I have seven years of experience teaching first-year and upper division writing courses focused on research practices, multimodal design, and disciplinary communication. My research and pedagogical experience have also equipped me to teach classes in technical and professional writing, science communication, Writing Across the Curriculum (WAC) and ethnographic methodologies. I link to sample teaching materials below.

First-Year Writing

Rhetoric 105: Writing and Research

Semesters: Fall 2018, Spring 2019

University of Illinois Urbana-Champaign

Rhetoric 105 is the largest first-year composition offering at the University of Illinois Urbana-Champaign, serving students across disciplines. There is a set curriculum with student learning outcomes centered around rhetorical analysis, research-based argument, and the writing process. I adapted the template materials, which include a requirement of 25 pages of revised writing building up to a final argumentative research paper, to my approach of exploring identity through research practices. My Rhetoric 105 course includes three main assignments that build on one another: an autoethnography where students research a culture or community they’re a part of, a media analysis where students draw on rhetorical skills to analyze how an aspect of their identity or culture is represented in the media, and a final multigenre project where students work across forms and modes to address an issue impacting their own communities.


Advanced Composition

Writing/Informatics 303: Writing Across Media

Semesters: Fall 2019, Spring 2020, Fall 2020

University of Illinois Urbana-Champaign

Writing Across Media fulfills the University of Illinois Urbana-Champaign’s advanced composition requirement, and is cross-listed in the Informatics department and the Center for Writing Studies.
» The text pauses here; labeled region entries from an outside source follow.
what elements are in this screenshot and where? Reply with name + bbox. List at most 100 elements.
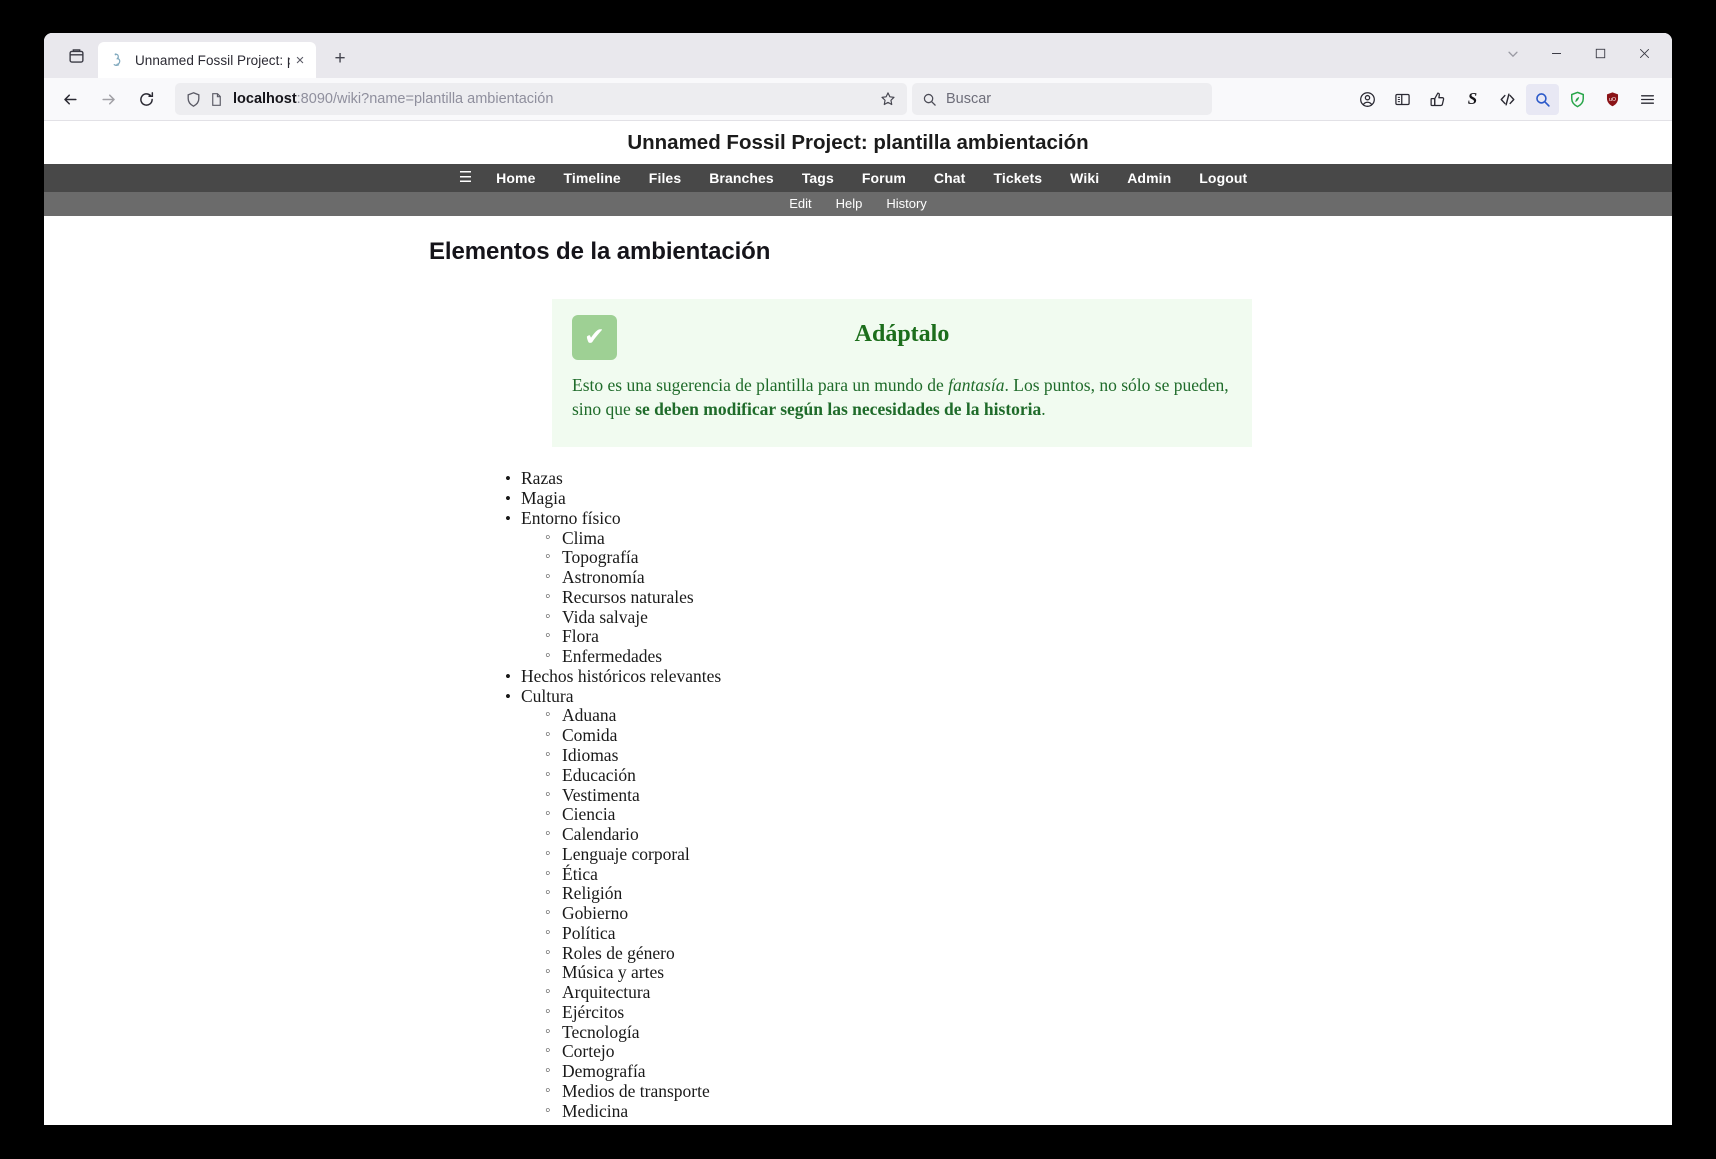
topic-subitem: Religión [541,884,1672,904]
callout-text-part1: Esto es una sugerencia de plantilla para… [572,375,949,395]
close-button[interactable] [1622,37,1666,71]
menu-item-tags[interactable]: Tags [788,164,848,192]
tab-close-icon[interactable]: × [290,50,310,70]
topic-list: RazasMagiaEntorno físicoClimaTopografíaA… [499,468,1672,1122]
topic-subitem: Demografía [541,1061,1672,1082]
sidebar-icon[interactable] [1386,84,1419,115]
submenu-item-help[interactable]: Help [824,192,875,216]
topic-subitem: Política [541,923,1672,944]
topic-subitem: Tecnología [541,1022,1672,1043]
maximize-button[interactable] [1578,37,1622,71]
chevron-down-icon[interactable] [1492,37,1534,71]
page-content: Unnamed Fossil Project: plantilla ambien… [44,121,1672,1125]
page-title: Elementos de la ambientación [429,238,771,265]
submenu-item-edit[interactable]: Edit [777,192,823,216]
ublock-shield-icon[interactable]: uO [1596,84,1629,115]
hamburger-menu-icon[interactable]: ☰ [455,164,482,192]
menu-item-forum[interactable]: Forum [848,164,920,192]
topic-item: Magia [499,488,1672,509]
topic-item: Razas [499,468,1672,489]
menu-item-wiki[interactable]: Wiki [1056,164,1113,192]
shield-icon[interactable] [185,91,202,108]
topic-item: CulturaAduanaComidaIdiomasEducaciónVesti… [499,686,1672,1122]
search-icon [922,92,937,107]
search-input-placeholder: Buscar [946,91,992,107]
new-tab-button[interactable]: + [324,43,356,75]
browser-tab[interactable]: Unnamed Fossil Project: pl × [98,42,316,78]
menu-item-admin[interactable]: Admin [1113,164,1185,192]
navigation-toolbar: localhost:8090/wiki?name=plantilla ambie… [44,78,1672,121]
menu-item-timeline[interactable]: Timeline [549,164,634,192]
tab-strip: Unnamed Fossil Project: pl × + [44,33,1672,78]
wiki-content: Elementos de la ambientación ✔ Adáptalo … [44,216,1672,1122]
tab-title: Unnamed Fossil Project: pl [135,52,290,68]
topic-subitem: Ética [541,864,1672,885]
topic-subitem: Vida salvaje [541,607,1672,628]
menu-item-branches[interactable]: Branches [695,164,788,192]
account-icon[interactable] [1351,84,1384,115]
topic-subitem: Calendario [541,824,1672,845]
callout-box: ✔ Adáptalo Esto es una sugerencia de pla… [552,299,1252,448]
topic-subitem: Recursos naturales [541,587,1672,608]
search-bar[interactable]: Buscar [912,83,1212,115]
window-controls-group [1492,33,1666,78]
page-document-icon[interactable] [209,92,224,107]
callout-text-bold: se deben modificar según las necesidades… [635,399,1042,420]
forward-button[interactable] [90,83,126,115]
topic-item: Hechos históricos relevantes [499,666,1672,687]
menu-item-home[interactable]: Home [482,164,549,192]
minimize-button[interactable] [1534,37,1578,71]
topic-subitem: Roles de género [541,943,1672,964]
project-title: Unnamed Fossil Project: plantilla ambien… [627,131,1089,154]
menu-item-logout[interactable]: Logout [1185,164,1261,192]
browser-window: Unnamed Fossil Project: pl × + localhost… [44,33,1672,1125]
url-text: localhost:8090/wiki?name=plantilla ambie… [233,91,873,107]
topic-label: Cultura [521,686,574,706]
topic-subitem: Lenguaje corporal [541,844,1672,865]
topic-subitem: Clima [541,528,1672,549]
topic-subitem: Música y artes [541,963,1672,983]
callout-title: Adáptalo [854,321,950,347]
sub-menu: Edit Help History [44,192,1672,216]
topic-subitem: Arquitectura [541,982,1672,1003]
topic-subitem: Ejércitos [541,1002,1672,1023]
main-menu: ☰ Home Timeline Files Branches Tags Foru… [44,164,1672,192]
topic-subitem: Topografía [541,548,1672,568]
url-bar[interactable]: localhost:8090/wiki?name=plantilla ambie… [175,83,907,115]
callout-text-part3: . [1041,399,1046,420]
bookmark-star-icon[interactable] [873,85,903,113]
topic-subitem: Enfermedades [541,646,1672,667]
topic-subitem: Medicina [541,1101,1672,1122]
url-path: :8090/wiki?name=plantilla ambientación [296,91,554,107]
menu-item-files[interactable]: Files [635,164,695,192]
magnifier-extension-icon[interactable] [1526,83,1559,115]
code-brackets-icon[interactable] [1491,84,1524,115]
reload-button[interactable] [128,83,164,115]
back-button[interactable] [52,83,88,115]
topic-label: Entorno físico [521,508,621,528]
topic-item: Entorno físicoClimaTopografíaAstronomíaR… [499,508,1672,667]
menu-item-tickets[interactable]: Tickets [979,164,1056,192]
topic-subitem: Educación [541,765,1672,786]
topic-subitem: Comida [541,725,1672,746]
topic-subitem: Aduana [541,706,1672,726]
topic-label: Razas [521,468,563,488]
firefox-view-icon[interactable] [58,38,94,74]
extensions-toolbar: S uO [1350,83,1665,115]
submenu-item-history[interactable]: History [874,192,938,216]
topic-sublist: AduanaComidaIdiomasEducaciónVestimentaCi… [541,706,1672,1121]
topic-subitem: Astronomía [541,567,1672,588]
callout-header: ✔ Adáptalo [572,315,1232,361]
fossil-favicon-icon [110,52,126,68]
topic-subitem: Cortejo [541,1042,1672,1062]
topic-subitem: Idiomas [541,745,1672,766]
url-host: localhost [233,91,297,107]
stylus-s-icon[interactable]: S [1456,84,1489,115]
thumbs-up-icon[interactable] [1421,84,1454,115]
topic-subitem: Medios de transporte [541,1081,1672,1102]
svg-text:uO: uO [1609,96,1616,102]
green-shield-icon[interactable] [1561,84,1594,115]
app-menu-icon[interactable] [1631,84,1664,115]
menu-item-chat[interactable]: Chat [920,164,980,192]
callout-text-italic: fantasía [948,375,1005,395]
While instructors share course outcomes focused on developing multimodal design skills, understanding writing studies theories, supporting multimodal choices, and revision, the curriculum is flexible and responsive to instructors’ expertise. My WAM course drew on game studies, remediation theory, and social justice approaches. Using a portfolio self-assessment model, I centered exploration, play, and learning through failure across three main projects in which students developed ways to interact with their audiences, reimagine past writing projects through a multimodal approach, and create transmedia texts that operated together to work toward change in their communities.